Later, upon review of my husband’s charts, it was easy to see that he had died simply from neglect. For whatever the reason, Dwight was not monitored or checked on properly. He died silently and alone, unable to help himself. We put our full and complete trust in our HMO. They promised quality health care. They sent me home after Dwight’s surgery, promising to take care of him. They did not."

SAN DIEGO, CA- "Since that time, I have been involved in the arbitration process with my husband’s HMO. You are bound by arbitration as part of your membership agreement with the HMO, should a problem arise. This, in itself, is a scam. You must retain an expensive attorney to have any chance of even getting through this process, when facing the powerful HMO attorneys. Then they wear you down through delay after delay.

In my particular case, the HMO attorneys called for a settlement conference before even one deposition was taken. By this time, I was concerned about my mental and physical health and going through another year of this anguish. I was under endless financial scrutiny by the HMO attorneys since we were self employed, and faced an additional forty to fifty thousand dollars in legal fees to try and recover compensation for our loss. While it was my decision, I felt extremely pressured and threatened by the HMO’s powerfully manipulative arbitration system, so I settled.

The saddest part of this entire HMO arbitration process was the coldness. The HMO did not care how much I and my family had suffered. They didn’t care that a human life was lost because the company didn’t staff enough nurses on the floor to even go into Dwight’s room. The HMO was only concerned about how much it would cost them to dispose of this matter and they wanted to do it as cheaply as possible.

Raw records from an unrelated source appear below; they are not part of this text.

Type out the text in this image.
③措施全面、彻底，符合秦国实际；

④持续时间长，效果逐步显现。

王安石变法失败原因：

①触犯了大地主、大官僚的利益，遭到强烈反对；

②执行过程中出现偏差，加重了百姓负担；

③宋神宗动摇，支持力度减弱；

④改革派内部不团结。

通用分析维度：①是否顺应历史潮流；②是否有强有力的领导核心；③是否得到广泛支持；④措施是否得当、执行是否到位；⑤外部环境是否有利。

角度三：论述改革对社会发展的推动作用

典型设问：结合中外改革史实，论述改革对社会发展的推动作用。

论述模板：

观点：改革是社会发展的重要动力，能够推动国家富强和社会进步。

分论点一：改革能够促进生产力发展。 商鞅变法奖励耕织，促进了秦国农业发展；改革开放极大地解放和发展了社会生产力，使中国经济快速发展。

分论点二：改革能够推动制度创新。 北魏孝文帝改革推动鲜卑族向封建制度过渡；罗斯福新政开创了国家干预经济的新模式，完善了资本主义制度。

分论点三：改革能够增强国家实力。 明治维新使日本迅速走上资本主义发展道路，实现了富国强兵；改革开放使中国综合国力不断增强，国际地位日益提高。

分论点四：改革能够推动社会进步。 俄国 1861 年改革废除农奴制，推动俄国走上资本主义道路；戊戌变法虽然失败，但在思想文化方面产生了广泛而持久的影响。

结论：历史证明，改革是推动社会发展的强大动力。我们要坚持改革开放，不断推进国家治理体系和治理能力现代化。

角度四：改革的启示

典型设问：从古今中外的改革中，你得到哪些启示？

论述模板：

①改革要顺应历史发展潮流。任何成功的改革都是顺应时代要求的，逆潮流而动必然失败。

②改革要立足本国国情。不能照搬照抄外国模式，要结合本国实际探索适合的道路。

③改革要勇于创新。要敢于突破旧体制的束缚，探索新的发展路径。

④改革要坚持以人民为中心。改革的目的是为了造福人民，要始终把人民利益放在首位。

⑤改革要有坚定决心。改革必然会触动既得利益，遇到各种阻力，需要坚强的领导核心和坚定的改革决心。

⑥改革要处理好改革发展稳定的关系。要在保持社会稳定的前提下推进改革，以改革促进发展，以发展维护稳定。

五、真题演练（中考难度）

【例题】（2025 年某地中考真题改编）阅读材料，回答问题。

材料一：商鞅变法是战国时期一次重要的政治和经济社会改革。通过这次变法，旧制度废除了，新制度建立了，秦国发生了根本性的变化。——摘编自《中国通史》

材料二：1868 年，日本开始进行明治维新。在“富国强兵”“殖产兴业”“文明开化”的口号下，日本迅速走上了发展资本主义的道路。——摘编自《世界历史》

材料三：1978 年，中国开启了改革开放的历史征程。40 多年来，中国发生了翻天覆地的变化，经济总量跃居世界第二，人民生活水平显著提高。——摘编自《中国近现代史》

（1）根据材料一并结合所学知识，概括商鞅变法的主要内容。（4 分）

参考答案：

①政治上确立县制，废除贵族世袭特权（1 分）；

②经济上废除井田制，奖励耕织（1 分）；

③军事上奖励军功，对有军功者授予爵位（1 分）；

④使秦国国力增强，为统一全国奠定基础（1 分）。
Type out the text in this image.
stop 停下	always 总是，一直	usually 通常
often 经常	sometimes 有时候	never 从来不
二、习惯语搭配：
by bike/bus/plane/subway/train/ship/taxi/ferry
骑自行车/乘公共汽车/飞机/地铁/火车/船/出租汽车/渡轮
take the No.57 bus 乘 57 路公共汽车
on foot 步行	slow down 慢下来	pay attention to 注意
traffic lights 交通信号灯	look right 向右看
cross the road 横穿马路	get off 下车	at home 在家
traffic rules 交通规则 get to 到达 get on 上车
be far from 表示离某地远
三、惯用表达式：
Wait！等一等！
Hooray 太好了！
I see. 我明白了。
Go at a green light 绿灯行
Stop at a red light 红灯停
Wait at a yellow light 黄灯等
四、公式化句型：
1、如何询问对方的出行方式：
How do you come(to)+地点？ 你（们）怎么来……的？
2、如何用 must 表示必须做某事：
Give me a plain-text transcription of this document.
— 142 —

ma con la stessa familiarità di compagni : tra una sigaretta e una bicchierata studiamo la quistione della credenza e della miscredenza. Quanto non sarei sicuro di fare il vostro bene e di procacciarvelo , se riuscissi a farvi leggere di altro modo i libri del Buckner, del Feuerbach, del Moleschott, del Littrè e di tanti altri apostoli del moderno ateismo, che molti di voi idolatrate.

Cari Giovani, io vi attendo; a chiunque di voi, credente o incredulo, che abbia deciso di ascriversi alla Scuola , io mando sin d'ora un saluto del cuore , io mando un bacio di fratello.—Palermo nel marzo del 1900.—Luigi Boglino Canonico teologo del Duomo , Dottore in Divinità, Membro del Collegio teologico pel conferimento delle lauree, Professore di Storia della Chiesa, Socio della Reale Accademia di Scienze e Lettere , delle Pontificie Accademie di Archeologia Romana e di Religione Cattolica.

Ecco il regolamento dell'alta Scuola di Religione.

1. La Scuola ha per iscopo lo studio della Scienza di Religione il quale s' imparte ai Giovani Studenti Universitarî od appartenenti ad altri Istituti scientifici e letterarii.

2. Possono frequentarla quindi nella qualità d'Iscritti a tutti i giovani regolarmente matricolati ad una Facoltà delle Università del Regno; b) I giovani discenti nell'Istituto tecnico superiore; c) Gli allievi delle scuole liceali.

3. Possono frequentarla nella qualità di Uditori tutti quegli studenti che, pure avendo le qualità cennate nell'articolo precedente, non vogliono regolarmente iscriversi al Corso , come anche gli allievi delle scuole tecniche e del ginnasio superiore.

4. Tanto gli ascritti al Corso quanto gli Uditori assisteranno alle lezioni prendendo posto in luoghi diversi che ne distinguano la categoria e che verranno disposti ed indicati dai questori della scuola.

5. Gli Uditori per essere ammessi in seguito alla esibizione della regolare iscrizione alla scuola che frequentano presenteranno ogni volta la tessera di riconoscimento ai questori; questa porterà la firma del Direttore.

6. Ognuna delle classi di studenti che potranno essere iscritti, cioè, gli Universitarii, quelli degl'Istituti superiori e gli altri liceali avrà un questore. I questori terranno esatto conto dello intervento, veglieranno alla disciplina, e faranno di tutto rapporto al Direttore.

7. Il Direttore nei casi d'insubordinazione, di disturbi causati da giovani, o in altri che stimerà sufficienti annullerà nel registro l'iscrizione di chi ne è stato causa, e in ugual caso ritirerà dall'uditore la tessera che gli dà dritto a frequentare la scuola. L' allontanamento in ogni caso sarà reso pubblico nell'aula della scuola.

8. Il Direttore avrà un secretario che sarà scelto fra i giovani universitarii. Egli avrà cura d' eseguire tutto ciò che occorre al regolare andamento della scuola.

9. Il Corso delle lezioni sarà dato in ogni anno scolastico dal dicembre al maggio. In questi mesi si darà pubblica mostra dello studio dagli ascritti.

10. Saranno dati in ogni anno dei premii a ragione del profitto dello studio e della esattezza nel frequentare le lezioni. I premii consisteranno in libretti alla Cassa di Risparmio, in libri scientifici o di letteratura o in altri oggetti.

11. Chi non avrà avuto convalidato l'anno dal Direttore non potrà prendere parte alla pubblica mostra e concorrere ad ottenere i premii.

My family and I were not fully compensated for our loss. I lost my husband, lover, business partner and best friend. My children lost the best father in the world and my mother-in-law lost her sweet son."

— Dwight Lobb’s story is reported by his wife, Suzanne Lobb.

FTCR will continue to fax daily a story of HMO Arbitration Abuse to educate the public on the need for reform. AB 1751 (Kuehl) makes HMO binding arbitration voluntary rather than mandatory.